Nearly seven out of ten respondents who work in the upstream, midstream and downstream companies said in a survey that their businesses have been compromised at least once during the year, with a loss of confidential information and disrupting their operations. Oil and gas companies are failing to protect themselves against hackers, according to a survey of 377 executives who secure or oversee cyber risk that was conducted by the Ponemon Institute, a Traverse City, Mich.-based privacy, data protection and information security policy research group, and sponsored by Siemens, a German-based electrification, automation and digitalization company.
The survey also revealed that 61% of respondents said their company has difficulty mitigating cyber risks with only 41% who said they continually monitor their infrastructure to prioritize threats and attacks. A large percentage of companies or 65% said the top cybersecurity threat is a negligent or careless insider and 61% said the company's industrial control systems protection and security is inadequate.

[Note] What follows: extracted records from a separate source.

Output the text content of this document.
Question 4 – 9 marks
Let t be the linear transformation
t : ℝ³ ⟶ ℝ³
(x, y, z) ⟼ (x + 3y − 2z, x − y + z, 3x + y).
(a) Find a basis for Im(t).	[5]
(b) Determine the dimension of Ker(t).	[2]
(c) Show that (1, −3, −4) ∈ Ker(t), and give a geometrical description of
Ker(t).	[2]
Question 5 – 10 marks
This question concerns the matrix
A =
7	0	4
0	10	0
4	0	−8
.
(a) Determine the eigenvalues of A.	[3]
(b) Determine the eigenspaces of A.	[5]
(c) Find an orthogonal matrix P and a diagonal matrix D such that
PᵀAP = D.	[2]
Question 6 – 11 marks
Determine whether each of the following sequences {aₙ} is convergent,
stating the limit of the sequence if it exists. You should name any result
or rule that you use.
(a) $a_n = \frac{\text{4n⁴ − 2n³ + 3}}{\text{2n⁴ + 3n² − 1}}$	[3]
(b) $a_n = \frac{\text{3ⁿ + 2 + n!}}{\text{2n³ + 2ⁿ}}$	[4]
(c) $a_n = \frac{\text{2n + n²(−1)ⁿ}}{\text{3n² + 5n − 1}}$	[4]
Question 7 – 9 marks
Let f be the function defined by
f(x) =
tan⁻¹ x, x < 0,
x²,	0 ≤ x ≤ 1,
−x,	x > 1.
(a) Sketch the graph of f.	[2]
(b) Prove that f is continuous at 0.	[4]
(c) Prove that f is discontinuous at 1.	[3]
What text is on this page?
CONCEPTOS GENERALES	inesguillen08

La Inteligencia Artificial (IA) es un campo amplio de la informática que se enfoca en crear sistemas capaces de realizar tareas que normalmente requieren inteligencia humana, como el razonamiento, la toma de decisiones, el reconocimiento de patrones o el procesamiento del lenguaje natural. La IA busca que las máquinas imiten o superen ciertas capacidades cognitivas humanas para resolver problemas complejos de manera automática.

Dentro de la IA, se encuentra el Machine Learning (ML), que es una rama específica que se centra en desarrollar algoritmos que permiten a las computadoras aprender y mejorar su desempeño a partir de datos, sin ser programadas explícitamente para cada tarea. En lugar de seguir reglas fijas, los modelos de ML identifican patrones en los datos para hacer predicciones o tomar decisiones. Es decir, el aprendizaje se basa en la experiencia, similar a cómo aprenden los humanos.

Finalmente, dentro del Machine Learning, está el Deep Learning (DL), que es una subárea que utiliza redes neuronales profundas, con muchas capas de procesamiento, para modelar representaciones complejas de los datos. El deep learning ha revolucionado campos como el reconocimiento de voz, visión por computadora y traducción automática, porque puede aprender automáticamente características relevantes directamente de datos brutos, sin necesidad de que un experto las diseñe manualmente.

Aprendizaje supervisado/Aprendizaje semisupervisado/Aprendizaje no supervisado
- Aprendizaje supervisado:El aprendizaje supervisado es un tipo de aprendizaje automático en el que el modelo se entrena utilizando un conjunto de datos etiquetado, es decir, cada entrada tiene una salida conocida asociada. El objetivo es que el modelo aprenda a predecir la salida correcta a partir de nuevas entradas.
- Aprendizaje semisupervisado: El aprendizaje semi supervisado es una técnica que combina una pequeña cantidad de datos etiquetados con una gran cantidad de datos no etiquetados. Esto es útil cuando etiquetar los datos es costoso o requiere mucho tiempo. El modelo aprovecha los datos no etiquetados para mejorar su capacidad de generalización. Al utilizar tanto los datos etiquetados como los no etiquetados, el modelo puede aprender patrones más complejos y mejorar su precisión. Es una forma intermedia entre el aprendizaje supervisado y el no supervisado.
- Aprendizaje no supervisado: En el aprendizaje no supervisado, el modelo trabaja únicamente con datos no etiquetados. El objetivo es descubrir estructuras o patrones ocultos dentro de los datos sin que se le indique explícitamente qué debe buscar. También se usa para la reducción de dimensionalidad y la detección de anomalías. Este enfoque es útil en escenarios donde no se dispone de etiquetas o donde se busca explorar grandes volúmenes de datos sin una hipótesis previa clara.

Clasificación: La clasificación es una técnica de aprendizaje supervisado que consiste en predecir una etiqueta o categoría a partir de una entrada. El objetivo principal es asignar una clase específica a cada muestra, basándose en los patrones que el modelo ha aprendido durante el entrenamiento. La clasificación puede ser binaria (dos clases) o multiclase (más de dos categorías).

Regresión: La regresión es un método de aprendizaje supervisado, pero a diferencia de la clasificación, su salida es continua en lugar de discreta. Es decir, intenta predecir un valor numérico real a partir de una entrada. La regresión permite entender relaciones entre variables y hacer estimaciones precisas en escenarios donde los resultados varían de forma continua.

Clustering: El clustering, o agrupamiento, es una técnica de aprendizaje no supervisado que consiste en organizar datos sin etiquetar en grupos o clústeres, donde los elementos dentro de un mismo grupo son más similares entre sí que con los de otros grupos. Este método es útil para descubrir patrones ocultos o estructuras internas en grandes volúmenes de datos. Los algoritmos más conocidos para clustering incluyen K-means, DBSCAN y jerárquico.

Energy companies have not updated their systems and technology, leading to the potential of large breaches that can affect major infrastructure needs in the U.S., said Mike Kail, chief innovation officer at Cybric, a Boston-based security-as-a-service platform provider.
"The overall evolution of operational excellence has lagged far behind industry trends and standards," he said. "The security issues and challenges within the oil and gas industry are monumental."
These industries need to be more pro-active in their approach towards infrastructure and security and failing to address these issues quickly can be far reaching.